Writing about the future of the Conservative Party on the eve this year’s conference feels like the proverbial challenge of pinning jelly to a wall. That’s hard enough when the wall is fixed and steady, but in our current political and constitutional crisis everything feels shaky.
Plus, the party in its Johnson incarnation seems intent on remaking the mould itself – no longer the scion of the establishment and its institutions but instead an unapologetic champion of the grassroots determined to take on the vested interests lined up against their referendum mandate.
That’s the story for now and, given the circumstances, it may just prove sufficiently compelling to carry the party through all the possible outcomes for October 31 and a general election expected before Christmas. But, what next?
Splits exposed by Brexit suggest that the party is so riven, and its political capital so expended, that it faces an existential crisis. The impression that this is the case has been bolstered both by the seepage of Remain supporting MPs to the Change UK (now defunct) and the Liberal Democrats, and by the dramatic removal of the whip to 21 heavy weights.

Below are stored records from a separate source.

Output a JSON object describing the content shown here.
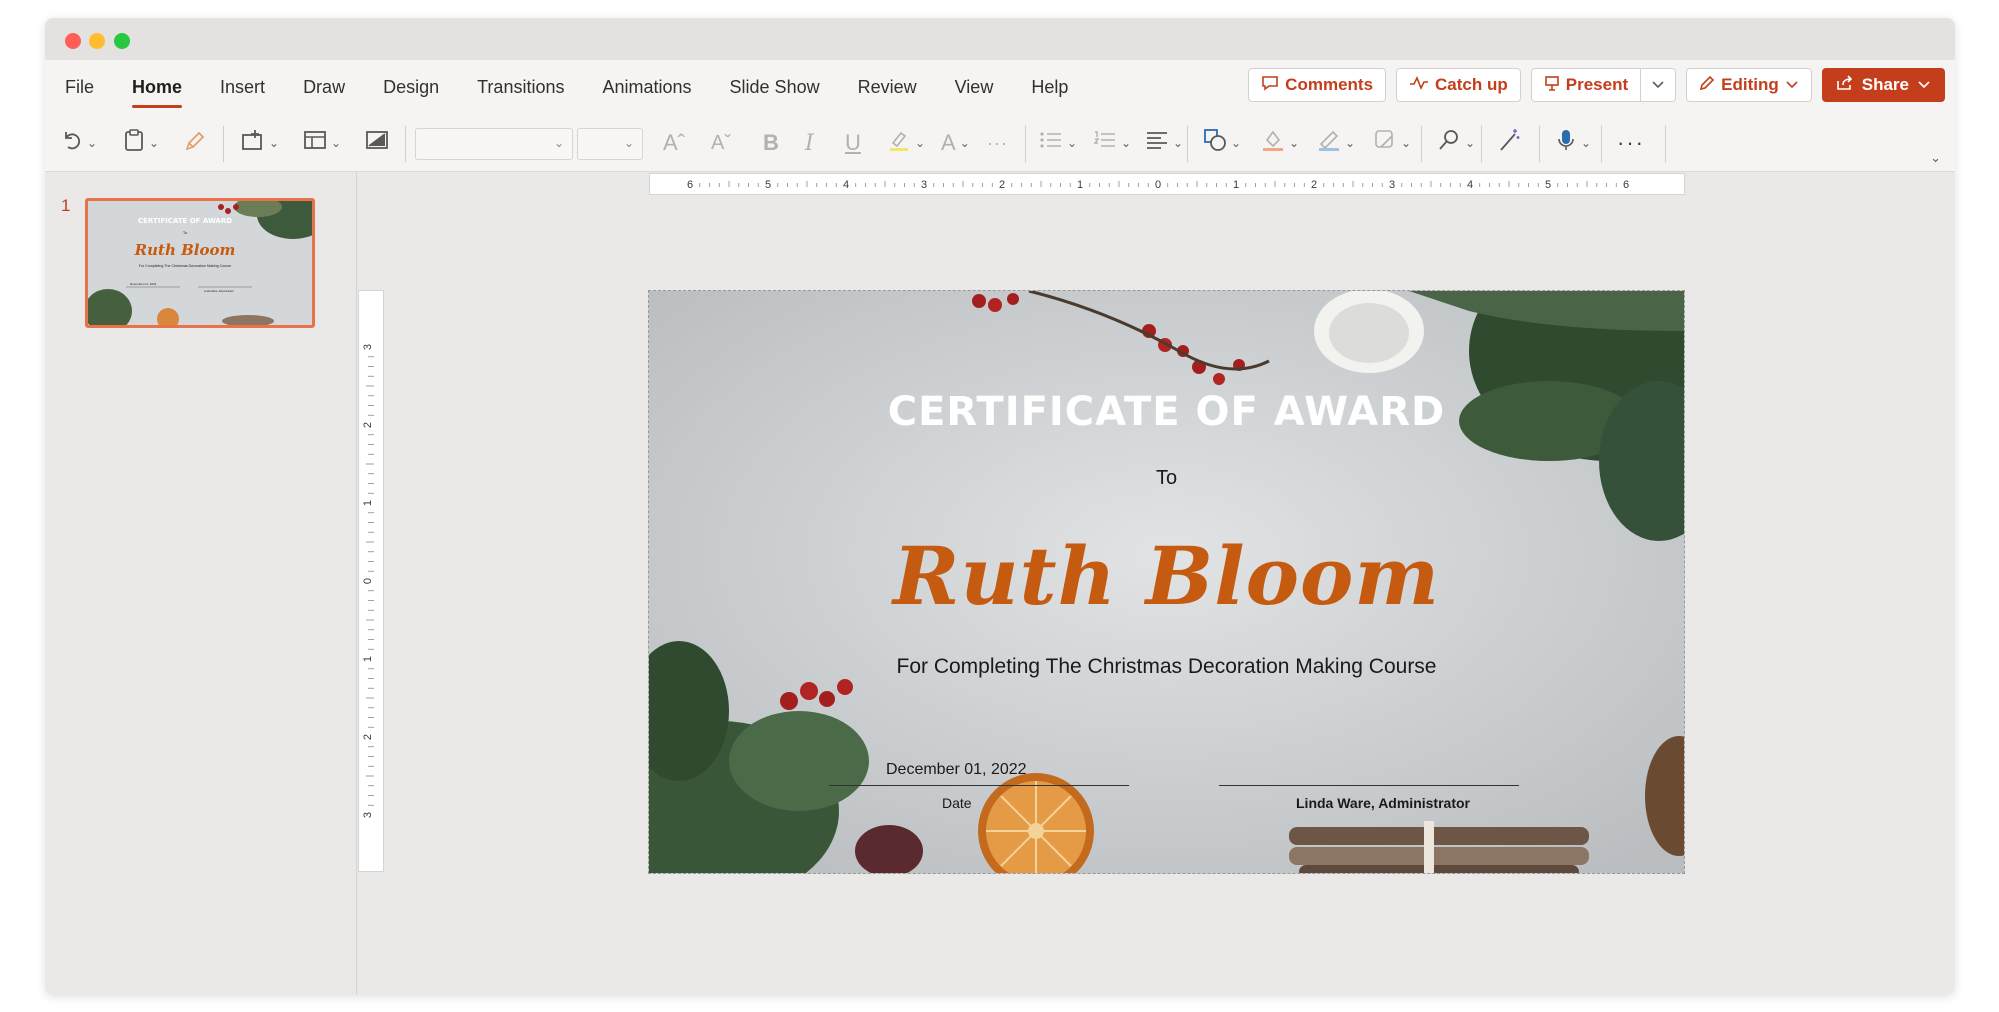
{
  "app": {
    "accent": "#c43e1c"
  },
  "menu": {
    "tabs": [
      "File",
      "Home",
      "Insert",
      "Draw",
      "Design",
      "Transitions",
      "Animations",
      "Slide Show",
      "Review",
      "View",
      "Help"
    ],
    "active_tab": "Home"
  },
  "actions": {
    "comments": "Comments",
    "catchup": "Catch up",
    "present": "Present",
    "editing": "Editing",
    "share": "Share"
  },
  "ribbon": {
    "icons": [
      "undo-icon",
      "paste-icon",
      "format-painter-icon",
      "new-slide-icon",
      "layout-icon",
      "reset-icon",
      "font-name-dropdown",
      "font-size-dropdown",
      "grow-font-icon",
      "shrink-font-icon",
      "bold-icon",
      "italic-icon",
      "underline-icon",
      "highlight-icon",
      "font-color-icon",
      "more-font-icon",
      "bullets-icon",
      "numbering-icon",
      "align-icon",
      "shapes-icon",
      "shape-fill-icon",
      "shape-outline-icon",
      "shape-effects-icon",
      "find-icon",
      "designer-icon",
      "dictate-icon",
      "more-icon"
    ]
  },
  "thumbnails": {
    "slide_number": "1",
    "mini": {
      "title": "CERTIFICATE OF AWARD",
      "to": "To",
      "name": "Ruth Bloom",
      "subtitle": "For Completing The Christmas Decoration Making Course",
      "date": "December 01, 2022",
      "signer": "Linda Ware, Administrator"
    }
  },
  "ruler": {
    "horizontal": [
      "6",
      "5",
      "4",
      "3",
      "2",
      "1",
      "0",
      "1",
      "2",
      "3",
      "4",
      "5",
      "6"
    ],
    "vertical": [
      "3",
      "2",
      "1",
      "0",
      "1",
      "2",
      "3"
    ]
  },
  "slide": {
    "title": "CERTIFICATE OF AWARD",
    "to": "To",
    "name": "Ruth Bloom",
    "subtitle": "For Completing The Christmas Decoration Making Course",
    "date": "December 01, 2022",
    "date_label": "Date",
    "signer_label": "Linda Ware, Administrator",
    "colors": {
      "name": "#c55a11",
      "title": "#ffffff",
      "background": "#d4d7d9"
    }
  }
}
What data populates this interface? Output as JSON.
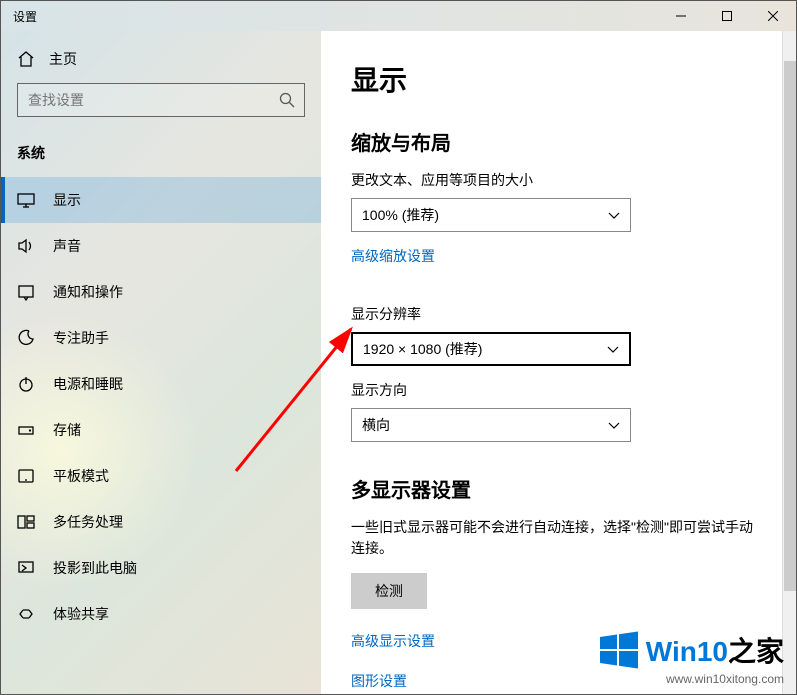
{
  "window_title": "设置",
  "titlebar": {
    "minimize": "—",
    "maximize": "□",
    "close": "×"
  },
  "sidebar": {
    "home_label": "主页",
    "search_placeholder": "查找设置",
    "group_label": "系统",
    "items": [
      {
        "label": "显示",
        "active": true,
        "icon": "monitor"
      },
      {
        "label": "声音",
        "active": false,
        "icon": "sound"
      },
      {
        "label": "通知和操作",
        "active": false,
        "icon": "notification"
      },
      {
        "label": "专注助手",
        "active": false,
        "icon": "focus"
      },
      {
        "label": "电源和睡眠",
        "active": false,
        "icon": "power"
      },
      {
        "label": "存储",
        "active": false,
        "icon": "storage"
      },
      {
        "label": "平板模式",
        "active": false,
        "icon": "tablet"
      },
      {
        "label": "多任务处理",
        "active": false,
        "icon": "multitask"
      },
      {
        "label": "投影到此电脑",
        "active": false,
        "icon": "project"
      },
      {
        "label": "体验共享",
        "active": false,
        "icon": "share"
      }
    ]
  },
  "main": {
    "page_title": "显示",
    "section_scale_title": "缩放与布局",
    "scale_label": "更改文本、应用等项目的大小",
    "scale_value": "100% (推荐)",
    "advanced_scale_link": "高级缩放设置",
    "resolution_label": "显示分辨率",
    "resolution_value": "1920 × 1080 (推荐)",
    "orientation_label": "显示方向",
    "orientation_value": "横向",
    "section_multi_title": "多显示器设置",
    "multi_body": "一些旧式显示器可能不会进行自动连接，选择\"检测\"即可尝试手动连接。",
    "detect_button": "检测",
    "advanced_display_link": "高级显示设置",
    "graphics_link": "图形设置"
  },
  "watermark": {
    "brand_prefix": "Win10",
    "brand_suffix": "之家",
    "url": "www.win10xitong.com",
    "accent": "#0078d7"
  }
}
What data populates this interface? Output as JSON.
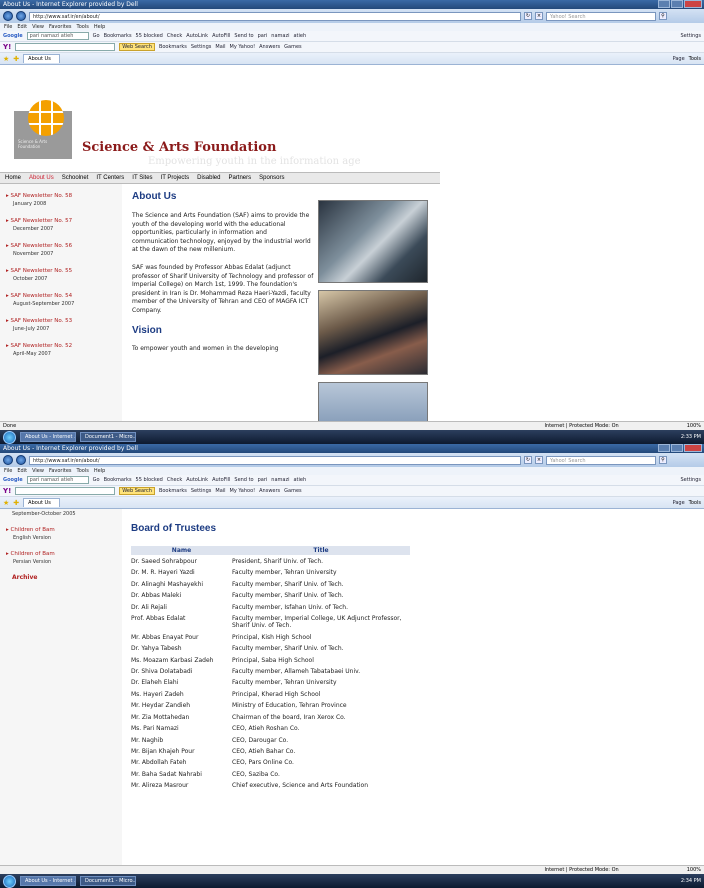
{
  "browser": {
    "title": "About Us - Internet Explorer provided by Dell",
    "url": "http://www.saf.ir/en/about/",
    "search_placeholder": "Yahoo! Search",
    "menu": [
      "File",
      "Edit",
      "View",
      "Favorites",
      "Tools",
      "Help"
    ],
    "google_query": "pari namazi atieh",
    "google_items": [
      "Go",
      "Bookmarks",
      "55 blocked",
      "Check",
      "AutoLink",
      "AutoFill",
      "Send to",
      "pari",
      "namazi",
      "atieh",
      "Settings"
    ],
    "yahoo_items": [
      "Web Search",
      "Bookmarks",
      "Settings",
      "Mail",
      "My Yahoo!",
      "Answers",
      "Games"
    ],
    "tab_label": "About Us",
    "tab_tools": [
      "Page",
      "Tools"
    ],
    "status_done": "Done",
    "status_zone": "Internet | Protected Mode: On",
    "zoom": "100%",
    "taskbar": [
      "About Us - Internet ...",
      "Document1 - Micro..."
    ],
    "clock1": "2:33 PM",
    "clock2": "2:34 PM"
  },
  "site": {
    "logo_text": "Science & Arts Foundation",
    "name": "Science & Arts Foundation",
    "tagline": "Empowering youth in the information age",
    "nav": [
      "Home",
      "About Us",
      "Schoolnet",
      "IT Centers",
      "IT Sites",
      "IT Projects",
      "Disabled",
      "Partners",
      "Sponsors"
    ],
    "newsletters": [
      {
        "title": "SAF Newsletter No. 58",
        "date": "January 2008"
      },
      {
        "title": "SAF Newsletter No. 57",
        "date": "December 2007"
      },
      {
        "title": "SAF Newsletter No. 56",
        "date": "November 2007"
      },
      {
        "title": "SAF Newsletter No. 55",
        "date": "October 2007"
      },
      {
        "title": "SAF Newsletter No. 54",
        "date": "August-September 2007"
      },
      {
        "title": "SAF Newsletter No. 53",
        "date": "June-July 2007"
      },
      {
        "title": "SAF Newsletter No. 52",
        "date": "April-May 2007"
      }
    ],
    "about_heading": "About Us",
    "about_p1": "The Science and Arts Foundation (SAF) aims to provide the youth of the developing world with the educational opportunities, particularly in information and communication technology, enjoyed by the industrial world at the dawn of the new millenium.",
    "about_p2": "SAF was founded by Professor Abbas Edalat (adjunct professor of Sharif University of Technology and professor of Imperial College) on March 1st, 1999. The foundation's president in Iran is Dr. Mohammad Reza Haeri-Yazdi, faculty member of the University of Tehran and CEO of MAGFA ICT Company.",
    "vision_heading": "Vision",
    "vision_p": "To empower youth and women in the developing"
  },
  "page2": {
    "sidebar_top": "September-October 2005",
    "children": [
      {
        "title": "Children of Bam",
        "sub": "English Version"
      },
      {
        "title": "Children of Bam",
        "sub": "Persian Version"
      }
    ],
    "archive": "Archive",
    "board_heading": "Board of Trustees",
    "col_name": "Name",
    "col_title": "Title",
    "rows": [
      {
        "name": "Dr. Saeed Sohrabpour",
        "title": "President, Sharif Univ. of Tech."
      },
      {
        "name": "Dr. M. R. Hayeri Yazdi",
        "title": "Faculty member, Tehran University"
      },
      {
        "name": "Dr. Alinaghi Mashayekhi",
        "title": "Faculty member, Sharif Univ. of Tech."
      },
      {
        "name": "Dr. Abbas Maleki",
        "title": "Faculty member, Sharif Univ. of Tech."
      },
      {
        "name": "Dr. Ali Rejali",
        "title": "Faculty member, Isfahan Univ. of Tech."
      },
      {
        "name": "Prof. Abbas Edalat",
        "title": "Faculty member, Imperial College, UK Adjunct Professor, Sharif Univ. of Tech."
      },
      {
        "name": "Mr. Abbas Enayat Pour",
        "title": "Principal, Kish High School"
      },
      {
        "name": "Dr. Yahya Tabesh",
        "title": "Faculty member, Sharif Univ. of Tech."
      },
      {
        "name": "Ms. Moazam Karbasi Zadeh",
        "title": "Principal, Saba High School"
      },
      {
        "name": "Dr. Shiva Dolatabadi",
        "title": "Faculty member, Allameh Tabatabaei Univ."
      },
      {
        "name": "Dr. Elaheh Elahi",
        "title": "Faculty member, Tehran University"
      },
      {
        "name": "Ms. Hayeri Zadeh",
        "title": "Principal, Kherad High School"
      },
      {
        "name": "Mr. Heydar Zandieh",
        "title": "Ministry of Education, Tehran Province"
      },
      {
        "name": "Mr. Zia Mottahedan",
        "title": "Chairman of the board, Iran Xerox Co."
      },
      {
        "name": "Ms. Pari Namazi",
        "title": "CEO, Atieh Roshan Co."
      },
      {
        "name": "Mr. Naghib",
        "title": "CEO, Darougar Co."
      },
      {
        "name": "Mr. Bijan Khajeh Pour",
        "title": "CEO, Atieh Bahar Co."
      },
      {
        "name": "Mr. Abdollah Fateh",
        "title": "CEO, Pars Online Co."
      },
      {
        "name": "Mr. Baha Sadat Nahrabi",
        "title": "CEO, Saziba Co."
      },
      {
        "name": "Mr. Alireza Masrour",
        "title": "Chief executive, Science and Arts Foundation"
      }
    ]
  }
}
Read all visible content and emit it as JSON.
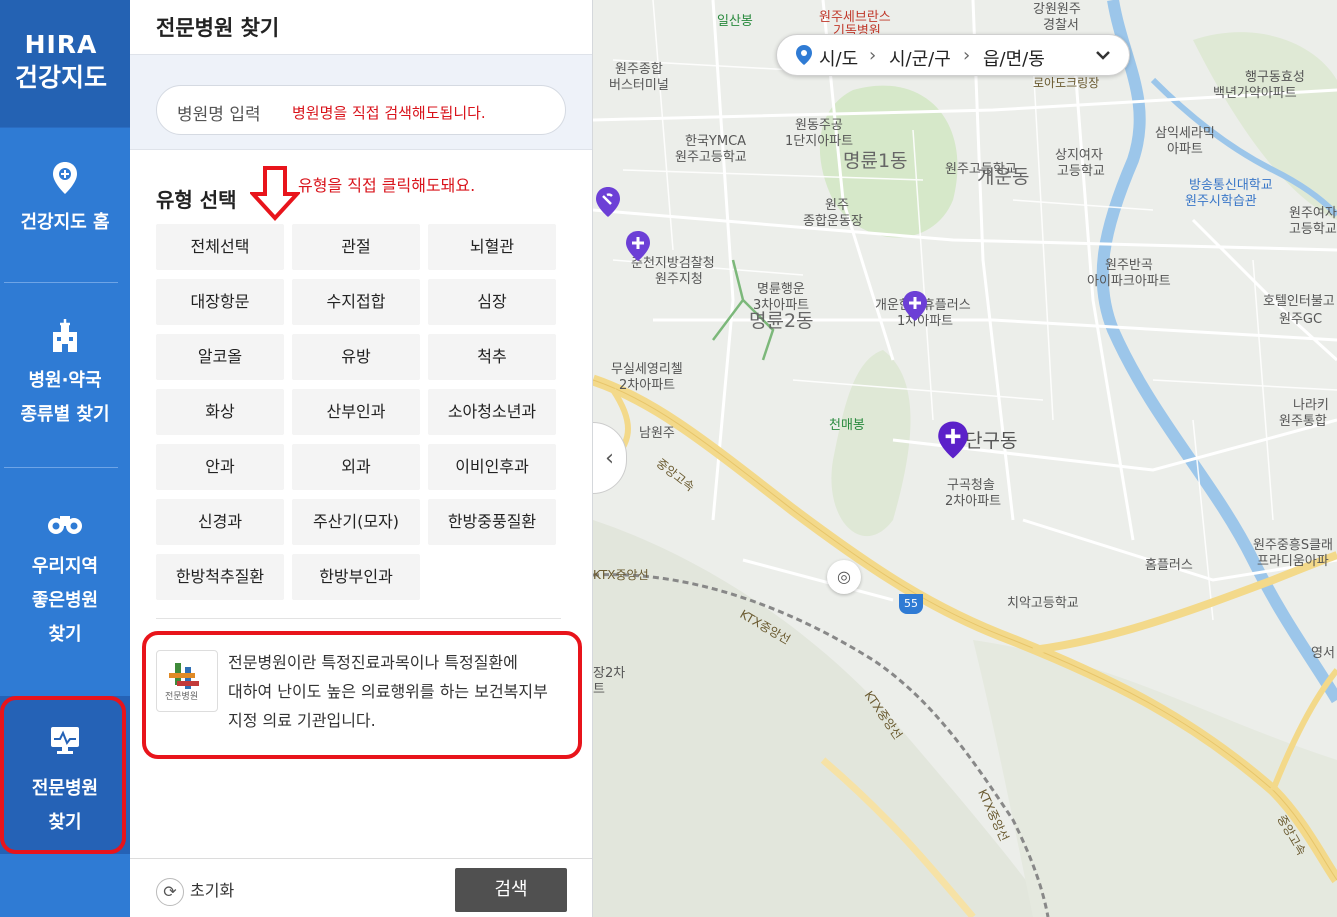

When John Major removed the whip from eight of his ‘bastards’, he was disciplining Euro-sceptics not enthusiasts. But in the years since the 1990s, the party’s centre of gravity has shifted so that the clear majority of the members and MPs are sceptical about the European project and prepared to deliver Brexit.
That the latest splintering of the parliamentary party has been off to the left is no surprise and doesn’t in itself indicate an imminent collapse down the centre into two or more new parties. However bitter the arguments about Brexit there is, for most Conservatives, more that binds them than not and, just as with the Labour Party, the longevity of the institution itself also creates its own momentum – no pun intended.
That the Conservative Party isn’t facing imminent implosion, though, is very far from saying that its problems are anything but severe. The energy being poured into delivering the 2016 referendum result long ago pressed pause on the Cameron re-boot and the Tory brand is now as toxic as it was when he began the modernisation project.
Even though most Tories are bound together by shared values, why should anyone not solely invested in Brexit lend their vote to the party responsible for initiating the chaos of the last three years? The obvious, pressing reason is that even if the Conservatives appear incompetent, rancorous and uncaring, at least they are not Corbyn’s Labour.
This simple fact will galvanise the faithful during an election campaign but it’s hardly a positive agenda, particularly for younger voters whose priorities don’t obviously chime with the language and practice of the conventional parties.
On the fringes of next week’s Conservative conference, there is evidence that thoughtful Tories understand the hole their party is in. Elsewhere such efforts to think ‘outside the box’ have been nurtured through George Freeman’s Big Tent initiative – which this site supports. However, for nuanced rethinks and well-intentioned policy debates to have any practical point the Party has to win elections. In the distance, beyond Brexit, there remains a vital role for a renewed Conservative Party – if it can get there.
With the collapse of New Labour, it is once again the only UK political party which can authentically advocate for the role of free markets, liberal trade policies and competition. Indeed, Conservatives have a particular responsibility to bear down on the corporate and financial malfeasance that makes capitalism a dirty word only 30 years after the fall of the Berlin Wall.
Their failure to do so effectively in recent years has made the Corbyn project more viable. By extension, the party must develop ways to apply these principles to the issues that most motivate voters, otherwise the left, in all its manifestations, can continue claim that Conservatives have no answers on the environment and public services.
There are profound reasons then why the Conservative Party must face-off any talk of existential crisis. But to get to the point where it can regain the political initiative – and dare I say the trust of the public – it has both to get past Brexit itself and beyond the narrow electoral agenda dictated by it.
We are seeing that the Tories will pursue a Brexit Party-facing election campaign stressing higher public spending, law and order, immigration controls and strong borders. It’s a traditional mix in the hope of shoring up support but it’s a very long way from the free trading, outward facing, liberalising agenda that needs to be promoted and which holds a route to a more fundamental renewal in the longer term.